Dariusz Garbocz
Pochodzący ze znanej hokejowej rodziny wychowanek GKS-u Tychy może się poszczycić grą na Igrzyskach w Albertville w 1992 roku. To ostatni, jak dotąd, olimpijski występ polskiej reprezentacji.
Urodzony w 1971 roku w Katowicach Dariusz Garbocz to syn Bronisława, świetnego w latach 70. zawodnika Baildonu Katowice i GKS-u Tychy i brat młodszego o dwa lata Michała. Bracia w GKS-ie Tychy grali razem tylko przez jeden sezon, potem ich sportowe drogi się rozeszły i spotykali się jedynie na meczach reprezentacji kraju.

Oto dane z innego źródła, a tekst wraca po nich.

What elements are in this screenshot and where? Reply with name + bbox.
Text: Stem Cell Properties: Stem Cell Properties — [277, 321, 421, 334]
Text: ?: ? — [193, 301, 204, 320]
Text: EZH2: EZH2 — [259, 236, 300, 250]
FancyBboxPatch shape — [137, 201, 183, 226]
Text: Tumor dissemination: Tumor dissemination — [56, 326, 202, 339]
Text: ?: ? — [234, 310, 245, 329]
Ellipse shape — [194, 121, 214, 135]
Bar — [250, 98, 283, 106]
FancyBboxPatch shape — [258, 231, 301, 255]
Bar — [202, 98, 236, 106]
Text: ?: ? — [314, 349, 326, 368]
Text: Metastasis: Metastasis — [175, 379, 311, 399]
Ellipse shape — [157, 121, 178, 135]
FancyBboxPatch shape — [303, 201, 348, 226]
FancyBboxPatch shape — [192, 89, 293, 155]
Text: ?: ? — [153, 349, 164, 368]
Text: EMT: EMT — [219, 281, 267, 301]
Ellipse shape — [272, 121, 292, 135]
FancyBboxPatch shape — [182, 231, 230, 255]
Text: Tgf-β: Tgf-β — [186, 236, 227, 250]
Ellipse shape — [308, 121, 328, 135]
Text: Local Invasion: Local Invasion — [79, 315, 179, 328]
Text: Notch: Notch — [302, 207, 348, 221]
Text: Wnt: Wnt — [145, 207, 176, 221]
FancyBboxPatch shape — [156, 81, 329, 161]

Dariusz grał w GKS-ie Tychy w latach 1989-93, a w Tysovii w latach 1994-96. Przeżył wzloty i upadki tyskiego hokeja. Najtrudniej było w czasach Tysovii.
- Kiedyś w Gdańsku mieszkaliśmy w hoteliku, gdzie oprócz nas nocowały tylko jakieś podejrzane typy z Ukrainy czy Białorusi. W łóżkach grasowały myszy. Innym razem w Sopocie zdefektował nasz autobus. Już w Tychach nie budził zaufania, cud, że nawalił dopiero nad morzem. Udało się upchnąć całą drużynę i sprzęt w pekaesie do Torunia, gdzie mieliśmy grać następne spotkanie. Szczęście, że to była niedziela i mało pasażerów. Po meczu w Toruniu gospodarze przewieźli nas na dworzec kolejowy, bo musieliśmy wracać do domu pociągiem – wspomina hokeista, który grał też w szwedzkim klubie Västeras HC (II liga) i KKH Katowice.
Garbocz grał na pozycji obrońcy, był ceniony za ambitną i nieustępliwą grę. Ostatni sezon kariery 2000/01 spędził w GKS-ie Tychy. Jest absolwentem katowickiej AWF. Pracuje w Tychach jako nauczyciel, jest także trenerem grup kobiecych i młodzieżowych. W 2007 roku Atomówki GKS Tychy, prowadzone przez trenerski duet Adam Worwa – Dariusz Garbocz, zostały pierwszym w historii mistrzem Polski w kobiecym hokeju. W finale tyszanki pokonały 7:1 „Kojotki” Naprzód Janów. W hokeja gra córka Dariusza, Oliwia.